Esta narración que hemos recuperado de la obra de teatro Escribe que soy palestino nos permite, a ustedes y a mí, tener una idea más precisa de la naturaleza y carácter de la llamada Cuestión Palestina; sin embargo, es preciso apuntar algunas cuestiones que puedan mostrar sus fuentes originarias, hacia finales del siglo XIX y principios del XX.

Una vez concluida la Primera Guerra Mundial, Gran Bretaña obtiene el Mandato sobre Palestina, Jordania e Irak; Por su parte, Francia, obtiene el Mandato sobre Siria y Líbano.

Gran Bretaña se encargó de nombrar inmediatamente como Primer Gobernador de Palestina a Sir Herbet Samuel (Ahmad Sobeh, 1983), un reputado sionista que en representación del Imperio Británico tenía el encargo de impulsar las acciones necesarias para asegurar la instrumentación del colonialismo sionista en esa región.

Algunos años antes, el día 16 de mayo de 1915, mediante una epístola secreta de Sir Edward Grey a M. Chambón (conocida hoy como los Acuerdos de Sykes-Picot), se muestra lo siguiente:

“Tengo el honor de acusar recibo de la nota de S.E. del 9 del corriente, en la cual declara que el gobierno francés acepta los límites de un futuro Estado árabe o Confederación de Estados y de aquellas partes de Siria donde predominan intereses franceses, juntamente con ciertas condiciones aquí incluidas, tal como resultaran de las recientes discusiones de Londres y Petrogrado sobre la materia.

En respuesta, tengo el honor de informar a Su Excelencia, que la aceptación de la totalidad del proyecto tal como figura ahora, involucrará la abdicación de considerables intereses británicos, no obstante, como el gobierno de Su Majestad reconoce la ventaja que para la causa general de los aliados significa producir una situación política interna más favorable en Turquía, está dispuesto a aceptar el arreglo al que se ha llegado ahora, siempre y cuando se asegure la cooperación de los árabes y que los árabes cumplan las condiciones y obtengan los pueblos de Homs, Hama, Damasco y Alepo”.

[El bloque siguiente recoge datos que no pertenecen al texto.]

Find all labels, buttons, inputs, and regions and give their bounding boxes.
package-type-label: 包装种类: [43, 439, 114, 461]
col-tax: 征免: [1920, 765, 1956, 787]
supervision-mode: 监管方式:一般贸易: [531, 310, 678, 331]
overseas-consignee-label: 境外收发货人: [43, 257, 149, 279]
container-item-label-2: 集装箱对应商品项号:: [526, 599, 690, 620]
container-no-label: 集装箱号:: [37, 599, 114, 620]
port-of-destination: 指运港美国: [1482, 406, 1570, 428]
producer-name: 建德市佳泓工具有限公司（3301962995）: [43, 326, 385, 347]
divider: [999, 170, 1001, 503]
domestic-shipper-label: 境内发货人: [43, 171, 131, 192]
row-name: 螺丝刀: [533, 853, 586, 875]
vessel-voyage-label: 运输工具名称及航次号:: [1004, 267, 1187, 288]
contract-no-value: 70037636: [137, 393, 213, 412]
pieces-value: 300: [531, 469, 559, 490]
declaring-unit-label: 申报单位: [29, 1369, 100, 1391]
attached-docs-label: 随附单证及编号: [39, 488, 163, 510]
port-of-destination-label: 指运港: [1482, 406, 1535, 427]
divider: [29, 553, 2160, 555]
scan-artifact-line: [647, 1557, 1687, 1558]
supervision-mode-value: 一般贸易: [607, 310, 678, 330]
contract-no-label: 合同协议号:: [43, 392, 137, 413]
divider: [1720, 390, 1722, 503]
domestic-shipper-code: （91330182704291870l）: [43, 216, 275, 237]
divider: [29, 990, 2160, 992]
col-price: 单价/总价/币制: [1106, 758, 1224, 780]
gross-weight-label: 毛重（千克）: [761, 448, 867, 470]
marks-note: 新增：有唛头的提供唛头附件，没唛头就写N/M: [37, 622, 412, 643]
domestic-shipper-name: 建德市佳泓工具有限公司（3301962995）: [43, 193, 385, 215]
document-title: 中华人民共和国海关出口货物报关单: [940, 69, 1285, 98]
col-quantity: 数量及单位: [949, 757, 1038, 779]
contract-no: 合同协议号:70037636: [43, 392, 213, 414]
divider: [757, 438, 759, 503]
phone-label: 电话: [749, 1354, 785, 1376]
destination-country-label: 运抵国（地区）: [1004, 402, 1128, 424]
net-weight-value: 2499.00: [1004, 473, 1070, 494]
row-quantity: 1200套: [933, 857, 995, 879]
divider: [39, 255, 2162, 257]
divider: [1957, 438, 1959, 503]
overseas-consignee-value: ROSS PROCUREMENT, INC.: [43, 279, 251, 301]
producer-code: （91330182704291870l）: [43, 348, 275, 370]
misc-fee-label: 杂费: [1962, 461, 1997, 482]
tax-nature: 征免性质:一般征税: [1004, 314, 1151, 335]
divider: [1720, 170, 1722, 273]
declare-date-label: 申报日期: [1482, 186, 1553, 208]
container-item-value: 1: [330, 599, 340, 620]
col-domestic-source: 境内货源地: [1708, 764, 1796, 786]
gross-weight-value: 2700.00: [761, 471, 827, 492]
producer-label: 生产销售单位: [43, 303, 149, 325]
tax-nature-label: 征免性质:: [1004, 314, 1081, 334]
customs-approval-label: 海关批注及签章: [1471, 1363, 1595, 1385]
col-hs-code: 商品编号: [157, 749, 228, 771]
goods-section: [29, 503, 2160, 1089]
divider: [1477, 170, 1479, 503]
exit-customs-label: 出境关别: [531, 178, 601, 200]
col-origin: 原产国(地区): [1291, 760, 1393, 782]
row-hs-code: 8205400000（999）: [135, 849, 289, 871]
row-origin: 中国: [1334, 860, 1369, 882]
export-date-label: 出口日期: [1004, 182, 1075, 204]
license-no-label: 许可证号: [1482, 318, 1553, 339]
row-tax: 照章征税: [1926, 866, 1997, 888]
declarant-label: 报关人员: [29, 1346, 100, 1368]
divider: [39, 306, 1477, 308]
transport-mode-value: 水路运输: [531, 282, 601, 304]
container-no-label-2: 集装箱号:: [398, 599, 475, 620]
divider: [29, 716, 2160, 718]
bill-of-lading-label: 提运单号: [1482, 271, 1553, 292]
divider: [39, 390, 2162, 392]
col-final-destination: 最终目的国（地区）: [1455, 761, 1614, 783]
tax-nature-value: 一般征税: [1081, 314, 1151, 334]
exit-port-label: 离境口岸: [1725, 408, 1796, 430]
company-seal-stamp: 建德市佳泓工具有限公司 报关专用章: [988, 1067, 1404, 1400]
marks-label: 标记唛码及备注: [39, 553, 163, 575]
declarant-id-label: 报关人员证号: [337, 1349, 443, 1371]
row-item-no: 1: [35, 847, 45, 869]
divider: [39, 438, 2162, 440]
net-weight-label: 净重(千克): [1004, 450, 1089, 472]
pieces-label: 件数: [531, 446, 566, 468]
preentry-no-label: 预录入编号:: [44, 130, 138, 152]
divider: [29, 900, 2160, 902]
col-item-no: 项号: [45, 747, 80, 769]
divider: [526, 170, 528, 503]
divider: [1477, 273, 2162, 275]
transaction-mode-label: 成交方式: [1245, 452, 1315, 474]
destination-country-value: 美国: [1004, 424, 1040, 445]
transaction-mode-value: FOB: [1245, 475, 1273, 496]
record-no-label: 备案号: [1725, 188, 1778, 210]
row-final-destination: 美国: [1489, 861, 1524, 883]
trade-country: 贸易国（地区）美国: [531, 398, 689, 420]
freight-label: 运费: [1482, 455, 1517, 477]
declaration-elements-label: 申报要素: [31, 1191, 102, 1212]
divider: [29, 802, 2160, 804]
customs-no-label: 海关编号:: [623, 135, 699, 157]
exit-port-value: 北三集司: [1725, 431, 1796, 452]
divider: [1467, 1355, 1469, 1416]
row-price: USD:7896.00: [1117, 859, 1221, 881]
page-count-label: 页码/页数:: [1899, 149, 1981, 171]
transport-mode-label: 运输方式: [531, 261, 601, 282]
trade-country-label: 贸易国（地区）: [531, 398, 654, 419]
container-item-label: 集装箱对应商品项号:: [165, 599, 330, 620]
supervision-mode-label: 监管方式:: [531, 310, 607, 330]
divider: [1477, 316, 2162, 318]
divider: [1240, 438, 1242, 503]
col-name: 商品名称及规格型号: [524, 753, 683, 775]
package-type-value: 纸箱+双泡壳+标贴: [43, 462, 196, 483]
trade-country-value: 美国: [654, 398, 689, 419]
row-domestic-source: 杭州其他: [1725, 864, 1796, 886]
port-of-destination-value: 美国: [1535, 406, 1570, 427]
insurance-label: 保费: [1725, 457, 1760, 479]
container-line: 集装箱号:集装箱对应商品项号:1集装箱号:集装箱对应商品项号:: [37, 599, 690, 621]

Por otra parte, el día 2 de noviembre de 1917 a través de carta enviada por el Secretario de Estado de Relaciones Exteriores Británico, Arthur James Balfour, a Lord Rothschild, puede observarse que:

“Tengo sumo placer en comunicarle en nombre del Gobierno de Su Majestad, la siguiente declaración de simpatía con las aspiraciones judías sionistas, declaración que ha sido sometida a la consideración del gabinete y aprobada por el mismo:

«El Gobierno de Su Majestad contempla con simpatía el establecimiento en Palestina de un hogar nacional para el pueblo judío, y empleará sus mejores esfuerzos para facilitar el cumplimiento de este objetivo, quedando claramente entendido que no se hará nada que pueda perjudicar los derechos civiles y religiosos de las comunidades no-judías existentes en Palestina, o los derechos y estatus político de que gozan los judíos en cualquier otro país.»

Le agradeceré que lleve esta declaración a conocimiento de la Federación Sionista”.

La Cuestión Palestina halla en estos hechos históricos sus orígenes y sin atenderlos no tendrá solución.